TNF-α plus IFN-γ induce connexin43 expression and formation of gap junctions between human monocytes/macrophages that enhance physiological responses

In this work, the effects of bacterial LPS, TNF-α, and IFN-γ on gap junctional communication (dye coupling) and on the expression of connexin43 (immunofluorescence, immunoblotting, and RT-PCR) in monocytes/macrophages were studied. Freshly isolated human monocytes plated at high density and treated either with LPS plus IFN-γ or TNF-α plus IFN-γ became transiently dye coupled (Lucifer yellow) within 24 h. Cells treated with LPS, TNF-α, or IFN-γ alone remained dye uncoupled. In dye-coupled cells, the spread of Lucifer yellow to neighboring cells was reversibly blocked with 18 α-glycyrrhetinic acid, a gap junction blocker, but it was unaffected by oxidized ATP or probenecid, which block ionotropic ATP-activated channels and organic anion transporters, respectively. Abs against TNF-α significantly reduced the LPS plus IFN-γ-induced increase in dye coupling. In dye-coupled monocytes/macrophages, but not in control cells, both connexin43 protein and mRNA were detected, and their levels were higher in cells with an elevated incidence of dye coupling. In dye-coupled cells, the localization of connexin43 immunoreactivity was diffuse at perinuclear regions and thin cell processes.
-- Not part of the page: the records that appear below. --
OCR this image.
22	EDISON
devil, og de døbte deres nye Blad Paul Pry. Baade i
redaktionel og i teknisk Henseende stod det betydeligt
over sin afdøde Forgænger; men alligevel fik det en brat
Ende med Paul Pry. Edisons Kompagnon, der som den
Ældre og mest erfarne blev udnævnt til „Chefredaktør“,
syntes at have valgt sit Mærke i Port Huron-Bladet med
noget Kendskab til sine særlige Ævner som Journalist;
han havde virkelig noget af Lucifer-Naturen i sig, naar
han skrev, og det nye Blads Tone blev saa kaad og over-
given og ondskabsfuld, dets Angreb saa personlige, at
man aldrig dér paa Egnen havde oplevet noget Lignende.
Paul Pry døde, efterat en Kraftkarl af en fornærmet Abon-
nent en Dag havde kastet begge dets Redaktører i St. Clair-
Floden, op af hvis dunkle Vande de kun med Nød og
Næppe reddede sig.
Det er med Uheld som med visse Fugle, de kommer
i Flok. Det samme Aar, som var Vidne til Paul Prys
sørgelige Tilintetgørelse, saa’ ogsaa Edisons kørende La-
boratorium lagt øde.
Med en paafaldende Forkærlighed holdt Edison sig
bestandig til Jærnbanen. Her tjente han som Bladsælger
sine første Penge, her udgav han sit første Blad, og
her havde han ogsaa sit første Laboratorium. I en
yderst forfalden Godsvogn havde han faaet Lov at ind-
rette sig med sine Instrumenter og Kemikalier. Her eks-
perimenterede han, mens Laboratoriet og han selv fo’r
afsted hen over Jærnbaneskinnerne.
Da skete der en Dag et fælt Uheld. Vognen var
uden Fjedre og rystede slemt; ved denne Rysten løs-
The addition of 18-α-glycyrrhetinic acid induced a profound reduction of monocyte/macrophage transmigration across a blood brain barrier model. It also induced a significant reduction in the secretion of metalloproteinase-2 in cells treated with TNF-α plus IFN-γ. We propose that some monocyte/macrophage responses are coordinated by connexin-formed membrane channels expressed transiently at inflammatory sites in which these cells form aggregates.